The first command on the server is once created on Windows and synced. The second one is once customized on Windows and synced.

The “testWithSimon” folder of course :slight_smile:

I had a more thorough look at the relevant code and don’t see how this can happen. You could run with STTRACE=fs on the linux side and look for executed chmod statements on the dir in question.

Thanks for your help!

Sadly I’m far from being an expert under Linux. I succeeded to run twice every step of the previous test with another user in console mode but I cannot see anything “interesting” in the log… which i probably didn’t do correctly :frowning:

Am I correct with running STTRACE=fs syncthing -logfile tests.log??

Yeah or just redirecting/tee’ing to a file and then uploading the log file here.

I re-tried this morning and cannot see anything interesting in the log, but let’s see: tests.log (7.3 KB)

Log on the Debian server while

  • creating on Windows the normal folder,
  • updating a txt file inside,
  • then customizing that same folder
  • and finally trying to update the same txt file.

This is without the filesystem debugging enabled, so not very useful.

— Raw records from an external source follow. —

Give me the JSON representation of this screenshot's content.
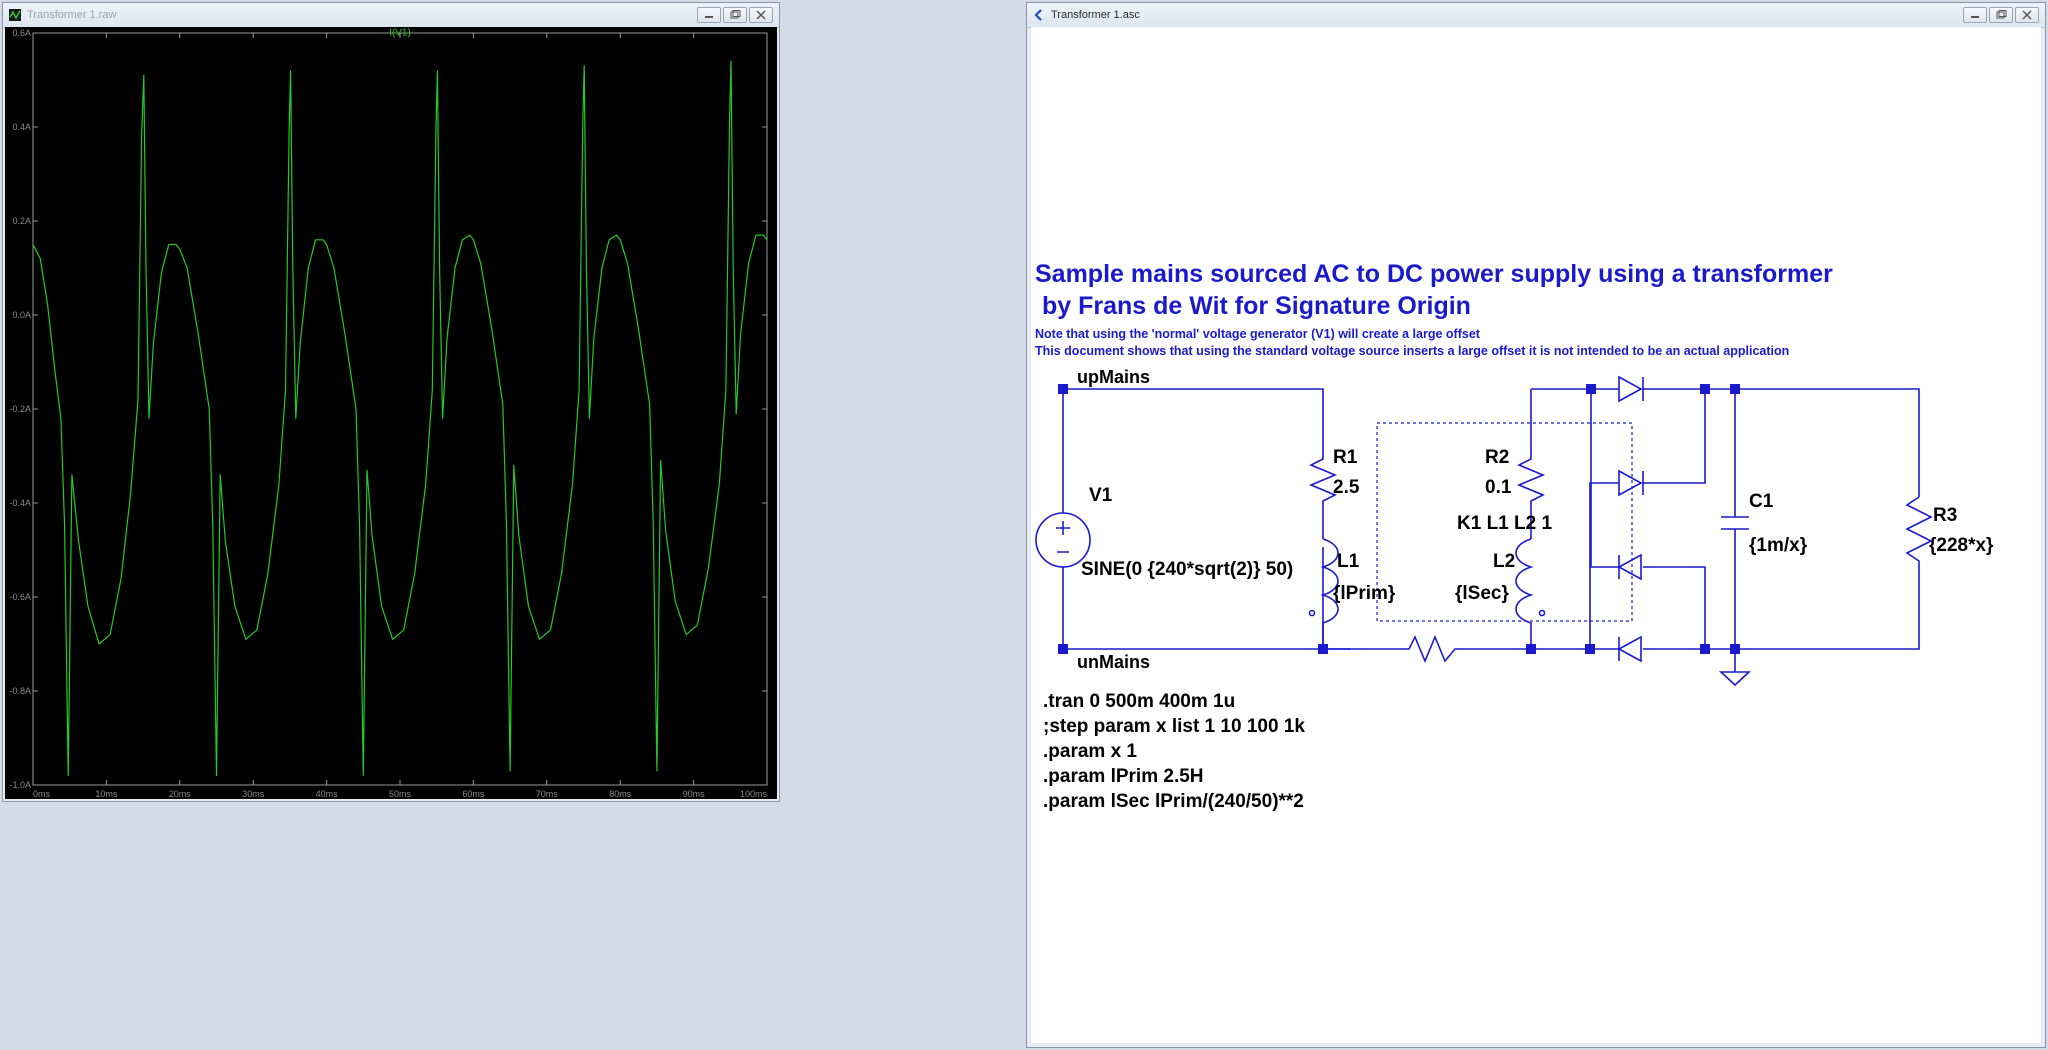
{
  "plot_window": {
    "title": "Transformer 1.raw",
    "trace_label": "I(V1)",
    "trace_color": "#22cc22",
    "background": "#000000",
    "axis_text_color": "#8a8a8a",
    "y_ticks": [
      "0.6A",
      "0.4A",
      "0.2A",
      "0.0A",
      "-0.2A",
      "-0.4A",
      "-0.6A",
      "-0.8A",
      "-1.0A"
    ],
    "x_ticks": [
      "0ms",
      "10ms",
      "20ms",
      "30ms",
      "40ms",
      "50ms",
      "60ms",
      "70ms",
      "80ms",
      "90ms",
      "100ms"
    ]
  },
  "chart_data": {
    "type": "line",
    "title": "I(V1)",
    "xlabel": "",
    "ylabel": "",
    "x_unit": "ms",
    "y_unit": "A",
    "xlim": [
      0,
      100
    ],
    "ylim": [
      -1.0,
      0.6
    ],
    "grid": false,
    "series": [
      {
        "name": "I(V1)",
        "x": [
          0,
          1,
          2,
          3,
          3.8,
          4.3,
          4.8,
          5.3,
          6.2,
          7.5,
          9,
          10.5,
          12,
          13.3,
          14.3,
          14.8,
          15.1,
          15.4,
          15.8,
          16.4,
          17.5,
          18.5,
          19.5,
          20,
          21,
          22.5,
          24,
          24.5,
          25,
          25.5,
          26.2,
          27.5,
          29,
          30.5,
          32,
          33.5,
          34.4,
          34.9,
          35.1,
          35.4,
          35.8,
          36.4,
          37.5,
          38.5,
          39.5,
          40,
          41,
          42.5,
          44,
          44.5,
          45,
          45.5,
          46.2,
          47.5,
          49,
          50.5,
          52,
          53.5,
          54.4,
          54.9,
          55.1,
          55.4,
          55.8,
          56.4,
          57.5,
          58.5,
          59.5,
          60,
          61,
          62.5,
          64,
          64.5,
          65,
          65.5,
          66.2,
          67.5,
          69,
          70.5,
          72,
          73.5,
          74.4,
          74.9,
          75.1,
          75.4,
          75.8,
          76.4,
          77.5,
          78.5,
          79.5,
          80,
          81,
          82.5,
          84,
          84.5,
          85,
          85.5,
          86.2,
          87.5,
          89,
          90.5,
          92,
          93.5,
          94.4,
          94.9,
          95.1,
          95.4,
          95.8,
          96.4,
          97.5,
          98.5,
          99.5,
          100
        ],
        "y": [
          0.15,
          0.12,
          0.02,
          -0.12,
          -0.22,
          -0.45,
          -0.98,
          -0.34,
          -0.48,
          -0.62,
          -0.7,
          -0.68,
          -0.56,
          -0.38,
          -0.18,
          0.38,
          0.51,
          0.1,
          -0.22,
          -0.06,
          0.09,
          0.15,
          0.15,
          0.14,
          0.1,
          -0.04,
          -0.2,
          -0.45,
          -0.98,
          -0.34,
          -0.48,
          -0.62,
          -0.69,
          -0.67,
          -0.55,
          -0.36,
          -0.16,
          0.4,
          0.52,
          0.1,
          -0.22,
          -0.06,
          0.1,
          0.16,
          0.16,
          0.15,
          0.1,
          -0.04,
          -0.2,
          -0.45,
          -0.98,
          -0.33,
          -0.47,
          -0.62,
          -0.69,
          -0.67,
          -0.55,
          -0.36,
          -0.16,
          0.4,
          0.52,
          0.1,
          -0.22,
          -0.05,
          0.1,
          0.16,
          0.17,
          0.16,
          0.11,
          -0.03,
          -0.19,
          -0.44,
          -0.97,
          -0.32,
          -0.47,
          -0.62,
          -0.69,
          -0.67,
          -0.55,
          -0.36,
          -0.16,
          0.41,
          0.53,
          0.1,
          -0.22,
          -0.05,
          0.1,
          0.16,
          0.17,
          0.16,
          0.11,
          -0.03,
          -0.19,
          -0.44,
          -0.97,
          -0.31,
          -0.46,
          -0.61,
          -0.68,
          -0.66,
          -0.54,
          -0.36,
          -0.16,
          0.42,
          0.54,
          0.1,
          -0.21,
          -0.04,
          0.11,
          0.17,
          0.17,
          0.16
        ]
      }
    ]
  },
  "schematic_window": {
    "title": "Transformer 1.asc",
    "wire_color": "#1a1acc",
    "text_color": "#1a1acc",
    "comp_text_color": "#000000",
    "heading_line1": "Sample mains sourced AC to DC power supply using a transformer",
    "heading_line2": " by Frans de Wit for Signature Origin",
    "note1": "Note that using the 'normal' voltage generator (V1) will create a large offset",
    "note2": "This document shows that using the standard voltage source inserts a large offset it is not intended to be an actual application",
    "net_up": "upMains",
    "net_un": "unMains",
    "v1_name": "V1",
    "v1_value": "SINE(0 {240*sqrt(2)} 50)",
    "r1_name": "R1",
    "r1_value": "2.5",
    "r2_name": "R2",
    "r2_value": "0.1",
    "coupling": "K1 L1 L2 1",
    "l1_name": "L1",
    "l1_value": "{lPrim}",
    "l2_name": "L2",
    "l2_value": "{lSec}",
    "c1_name": "C1",
    "c1_value": "{1m/x}",
    "r3_name": "R3",
    "r3_value": "{228*x}",
    "directives": [
      ".tran 0 500m 400m 1u",
      ";step param x list 1 10 100 1k",
      ".param x 1",
      ".param lPrim 2.5H",
      ".param lSec lPrim/(240/50)**2"
    ]
  }
}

That’s what I thought :frowning: Would you mind giving me a hand on how to enable it?

I ran STTRACE=fs syncthing -logfile tests.log for this one.

That should work, or you can enable from the log section in web before you try to reproduce.

Well it does not

Debian Syncthing v0.14.18 does not have “Logs” item in the web menu!

omg… How utterly blind I am - after reading the Win10 Syncthing version I totally skipped the one on debian. Unfortunately I don’t have time to debug such an old version, please update and try to reproduce again (options with apt are debian testing or the repo on apt.syncthing.net).

Didn’t realize it was that far behind too! And I understand you don’t want to spend time on this one.

I’ll try to update and check again tomorrow… to close this thread I hope!

It’s late but I had to try :slight_smile:

Just an old apt.conf parameter (APT::Default-Release “stretch”) which kept an old version.

Now the v0.14.51 is running everywhere, and of course the problem I described does not exist anymore! Everything is running fine!

I’m guessing you can "tag’ this thread as SOLVED! And thank you!